Just moved my lathe to my new space. I noticed the headstock oil was low and there was oil collecting in the coolant pan. I think oil is leaking out of the leadscrew feed shaft bearing. I see a drip hanging from the bearing shoulder. 

I was thinking that if I took all the oil out of the headstock it would definitely stop the leak. What to you guys think? (sarcasm)

Is this common?
Anyone know what a possible remedy may be? New bearing? Honestly I would consider this an undertaking but doable. 

I haven't changed the oil since I got it last year That has been on the list for a while and it looks like it just moved closer to the top. 

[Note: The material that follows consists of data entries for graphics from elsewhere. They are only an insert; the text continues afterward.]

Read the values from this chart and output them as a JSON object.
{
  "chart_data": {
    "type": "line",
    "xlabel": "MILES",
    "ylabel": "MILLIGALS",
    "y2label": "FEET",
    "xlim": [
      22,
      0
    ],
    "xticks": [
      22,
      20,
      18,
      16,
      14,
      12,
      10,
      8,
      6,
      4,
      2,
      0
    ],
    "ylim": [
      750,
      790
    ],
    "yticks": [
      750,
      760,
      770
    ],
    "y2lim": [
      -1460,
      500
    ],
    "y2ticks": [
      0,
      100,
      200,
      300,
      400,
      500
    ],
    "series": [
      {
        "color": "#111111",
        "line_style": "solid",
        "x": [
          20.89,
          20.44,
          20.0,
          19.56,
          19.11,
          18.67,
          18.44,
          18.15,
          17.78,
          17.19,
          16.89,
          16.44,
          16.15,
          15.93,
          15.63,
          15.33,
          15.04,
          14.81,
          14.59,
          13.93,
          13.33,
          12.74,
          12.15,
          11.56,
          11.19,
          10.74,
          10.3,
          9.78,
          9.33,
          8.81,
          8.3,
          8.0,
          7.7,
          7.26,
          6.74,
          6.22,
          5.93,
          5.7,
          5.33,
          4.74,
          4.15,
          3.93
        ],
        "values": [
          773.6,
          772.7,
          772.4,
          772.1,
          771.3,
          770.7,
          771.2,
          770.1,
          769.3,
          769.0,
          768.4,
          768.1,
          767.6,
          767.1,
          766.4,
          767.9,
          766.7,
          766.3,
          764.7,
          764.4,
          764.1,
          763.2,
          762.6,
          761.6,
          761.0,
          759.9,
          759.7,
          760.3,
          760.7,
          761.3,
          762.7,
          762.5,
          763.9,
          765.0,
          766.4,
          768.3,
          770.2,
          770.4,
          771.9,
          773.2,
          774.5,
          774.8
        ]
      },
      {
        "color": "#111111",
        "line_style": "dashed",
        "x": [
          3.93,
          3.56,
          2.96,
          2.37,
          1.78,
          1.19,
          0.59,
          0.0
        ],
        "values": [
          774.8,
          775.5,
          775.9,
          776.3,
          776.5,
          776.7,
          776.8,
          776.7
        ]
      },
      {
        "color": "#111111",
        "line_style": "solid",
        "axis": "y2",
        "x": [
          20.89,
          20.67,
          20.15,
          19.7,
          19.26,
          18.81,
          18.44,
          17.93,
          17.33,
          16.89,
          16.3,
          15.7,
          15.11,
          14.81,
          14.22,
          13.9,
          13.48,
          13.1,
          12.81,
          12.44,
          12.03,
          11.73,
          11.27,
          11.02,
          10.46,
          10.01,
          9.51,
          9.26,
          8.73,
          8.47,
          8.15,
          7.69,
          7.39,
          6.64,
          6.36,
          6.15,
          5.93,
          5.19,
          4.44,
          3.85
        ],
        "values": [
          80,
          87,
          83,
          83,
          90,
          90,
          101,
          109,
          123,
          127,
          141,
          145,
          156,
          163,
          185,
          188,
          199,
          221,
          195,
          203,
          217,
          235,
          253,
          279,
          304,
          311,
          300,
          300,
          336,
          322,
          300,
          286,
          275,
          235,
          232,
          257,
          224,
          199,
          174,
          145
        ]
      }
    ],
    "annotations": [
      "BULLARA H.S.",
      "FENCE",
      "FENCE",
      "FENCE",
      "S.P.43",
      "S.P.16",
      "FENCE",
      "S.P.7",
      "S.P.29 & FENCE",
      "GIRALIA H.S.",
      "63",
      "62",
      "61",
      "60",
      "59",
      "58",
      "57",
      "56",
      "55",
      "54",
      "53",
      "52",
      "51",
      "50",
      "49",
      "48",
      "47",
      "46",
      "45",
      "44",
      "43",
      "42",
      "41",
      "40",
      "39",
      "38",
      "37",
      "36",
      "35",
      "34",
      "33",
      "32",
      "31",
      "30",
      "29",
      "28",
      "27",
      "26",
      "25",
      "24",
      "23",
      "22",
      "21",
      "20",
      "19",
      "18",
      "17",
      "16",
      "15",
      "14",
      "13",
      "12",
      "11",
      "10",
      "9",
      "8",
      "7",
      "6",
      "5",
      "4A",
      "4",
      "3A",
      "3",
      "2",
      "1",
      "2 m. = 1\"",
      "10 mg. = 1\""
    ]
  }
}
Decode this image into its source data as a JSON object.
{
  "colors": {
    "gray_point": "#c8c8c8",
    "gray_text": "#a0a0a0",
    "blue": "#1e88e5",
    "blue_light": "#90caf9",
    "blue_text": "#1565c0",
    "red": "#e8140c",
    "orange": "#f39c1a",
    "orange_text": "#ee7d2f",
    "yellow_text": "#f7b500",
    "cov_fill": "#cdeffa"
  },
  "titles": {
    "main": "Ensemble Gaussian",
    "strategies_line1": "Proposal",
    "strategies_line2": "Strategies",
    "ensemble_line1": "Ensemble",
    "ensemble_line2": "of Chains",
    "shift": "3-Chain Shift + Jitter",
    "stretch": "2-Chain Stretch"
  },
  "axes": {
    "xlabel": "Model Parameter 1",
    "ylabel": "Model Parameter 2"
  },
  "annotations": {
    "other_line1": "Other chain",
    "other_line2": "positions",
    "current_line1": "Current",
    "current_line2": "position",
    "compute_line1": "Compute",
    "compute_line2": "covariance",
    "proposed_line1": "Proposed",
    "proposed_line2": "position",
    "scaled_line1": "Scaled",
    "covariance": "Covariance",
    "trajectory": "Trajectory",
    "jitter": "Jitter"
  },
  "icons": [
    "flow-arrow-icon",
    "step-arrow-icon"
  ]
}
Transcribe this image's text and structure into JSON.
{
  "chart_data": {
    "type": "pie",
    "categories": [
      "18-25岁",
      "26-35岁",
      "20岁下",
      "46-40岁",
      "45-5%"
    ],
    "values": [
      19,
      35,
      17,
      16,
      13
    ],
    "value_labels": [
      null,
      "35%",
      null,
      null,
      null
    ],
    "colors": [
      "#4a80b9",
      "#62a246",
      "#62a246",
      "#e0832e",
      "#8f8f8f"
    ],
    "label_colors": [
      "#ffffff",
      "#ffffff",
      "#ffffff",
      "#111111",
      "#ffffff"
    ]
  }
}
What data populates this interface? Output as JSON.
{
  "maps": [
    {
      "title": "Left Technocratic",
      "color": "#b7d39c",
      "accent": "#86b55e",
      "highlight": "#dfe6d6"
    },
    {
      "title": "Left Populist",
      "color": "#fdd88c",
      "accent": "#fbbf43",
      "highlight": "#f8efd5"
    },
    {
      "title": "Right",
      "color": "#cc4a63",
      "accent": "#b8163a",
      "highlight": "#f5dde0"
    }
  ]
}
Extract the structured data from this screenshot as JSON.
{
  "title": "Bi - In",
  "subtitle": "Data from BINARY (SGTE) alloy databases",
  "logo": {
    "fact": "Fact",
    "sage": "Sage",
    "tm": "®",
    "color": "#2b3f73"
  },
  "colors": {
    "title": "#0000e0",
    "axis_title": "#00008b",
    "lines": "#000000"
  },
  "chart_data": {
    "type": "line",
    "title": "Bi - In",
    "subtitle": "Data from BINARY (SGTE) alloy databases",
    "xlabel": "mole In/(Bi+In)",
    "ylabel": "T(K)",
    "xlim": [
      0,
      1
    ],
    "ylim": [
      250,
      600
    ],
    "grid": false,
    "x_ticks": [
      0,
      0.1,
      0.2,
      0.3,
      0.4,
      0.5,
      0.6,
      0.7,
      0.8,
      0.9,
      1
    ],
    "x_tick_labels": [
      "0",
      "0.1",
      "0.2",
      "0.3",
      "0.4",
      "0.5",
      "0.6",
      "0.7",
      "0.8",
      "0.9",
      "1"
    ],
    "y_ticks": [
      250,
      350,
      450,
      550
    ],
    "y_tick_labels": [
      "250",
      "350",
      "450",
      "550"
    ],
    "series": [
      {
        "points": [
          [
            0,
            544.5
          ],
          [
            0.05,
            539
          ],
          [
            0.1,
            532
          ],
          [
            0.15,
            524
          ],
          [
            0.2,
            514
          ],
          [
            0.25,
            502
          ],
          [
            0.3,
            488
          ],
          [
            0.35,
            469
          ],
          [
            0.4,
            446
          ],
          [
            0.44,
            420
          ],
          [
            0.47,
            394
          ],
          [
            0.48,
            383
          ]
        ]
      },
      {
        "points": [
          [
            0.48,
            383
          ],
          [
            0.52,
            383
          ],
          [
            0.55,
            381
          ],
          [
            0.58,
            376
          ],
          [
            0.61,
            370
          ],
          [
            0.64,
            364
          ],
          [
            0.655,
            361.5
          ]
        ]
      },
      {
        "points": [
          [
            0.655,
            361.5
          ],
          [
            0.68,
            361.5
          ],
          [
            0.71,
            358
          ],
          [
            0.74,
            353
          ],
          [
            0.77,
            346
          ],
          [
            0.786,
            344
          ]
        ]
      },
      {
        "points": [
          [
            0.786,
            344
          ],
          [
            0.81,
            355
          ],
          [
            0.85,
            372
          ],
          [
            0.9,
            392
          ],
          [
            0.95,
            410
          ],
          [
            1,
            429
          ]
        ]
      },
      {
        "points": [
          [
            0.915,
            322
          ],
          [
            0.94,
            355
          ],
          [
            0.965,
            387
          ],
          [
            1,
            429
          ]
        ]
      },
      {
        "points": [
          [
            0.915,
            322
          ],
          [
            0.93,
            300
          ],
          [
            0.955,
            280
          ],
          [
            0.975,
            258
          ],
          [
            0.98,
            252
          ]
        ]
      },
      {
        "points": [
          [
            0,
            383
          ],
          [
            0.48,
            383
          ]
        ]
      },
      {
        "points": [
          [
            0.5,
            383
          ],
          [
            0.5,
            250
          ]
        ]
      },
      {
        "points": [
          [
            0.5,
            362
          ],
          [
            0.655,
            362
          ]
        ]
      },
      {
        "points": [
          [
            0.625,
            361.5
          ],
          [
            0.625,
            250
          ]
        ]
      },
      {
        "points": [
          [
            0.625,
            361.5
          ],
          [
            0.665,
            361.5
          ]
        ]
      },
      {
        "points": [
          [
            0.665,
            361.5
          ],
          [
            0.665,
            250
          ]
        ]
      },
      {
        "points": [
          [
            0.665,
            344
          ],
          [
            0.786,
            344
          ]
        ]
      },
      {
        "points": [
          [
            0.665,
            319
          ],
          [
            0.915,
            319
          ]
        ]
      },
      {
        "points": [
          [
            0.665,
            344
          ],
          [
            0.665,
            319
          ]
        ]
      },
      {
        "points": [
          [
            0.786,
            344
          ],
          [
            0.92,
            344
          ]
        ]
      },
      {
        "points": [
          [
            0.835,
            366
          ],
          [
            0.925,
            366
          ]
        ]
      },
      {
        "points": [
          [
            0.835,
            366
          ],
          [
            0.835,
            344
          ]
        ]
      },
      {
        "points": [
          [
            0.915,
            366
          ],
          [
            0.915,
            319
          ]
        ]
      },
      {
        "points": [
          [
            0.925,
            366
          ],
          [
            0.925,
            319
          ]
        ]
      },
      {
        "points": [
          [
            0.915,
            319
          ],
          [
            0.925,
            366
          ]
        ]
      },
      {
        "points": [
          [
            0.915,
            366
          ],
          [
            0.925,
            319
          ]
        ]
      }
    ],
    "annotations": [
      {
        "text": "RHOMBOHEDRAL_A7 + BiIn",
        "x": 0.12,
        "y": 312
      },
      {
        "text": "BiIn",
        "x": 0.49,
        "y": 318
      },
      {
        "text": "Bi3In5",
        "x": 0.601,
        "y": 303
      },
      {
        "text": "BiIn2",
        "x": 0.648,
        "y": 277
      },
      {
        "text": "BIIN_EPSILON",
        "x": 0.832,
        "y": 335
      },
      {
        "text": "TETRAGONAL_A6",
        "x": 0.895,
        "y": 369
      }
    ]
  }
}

I decided to crack it open, mostly out of curiosity. I will attach the pics. I had to use a sharp chisel to gingerly tap the seal open.


----------



## Cheeseking (Dec 25, 2014)

Ha.  Looks familiar!   (iir We have identical lathes )  I doubt you need a new bearing tho.  Im guessing pretty much all of them leak/seep oil from various orifices.   I suppose it depend on the severity.   Mine leaked out the spindle bearing pretty good when sliding it down the stairs getting it to my shop also.  The "seals"  are not perfect by any means.  I believe the bearing housing is designed to collect oil slung up top and then flow thru the little hole to the bearing itself then back down to the oil bath.  The middle of the sight glass fill line corresponds to the bottom of the spindle bearing.  If you overfill the headstock or tilt it too far it will seep out until the level goes below that point.  
Also, if your leak is coming from either  the leadscrew or feed shaft the headstock wont need to be opened or removed since those are on a separate gearbox that comes off pretty easy.   Typing on a phone so i wont  detail but pm me if you need help.


----------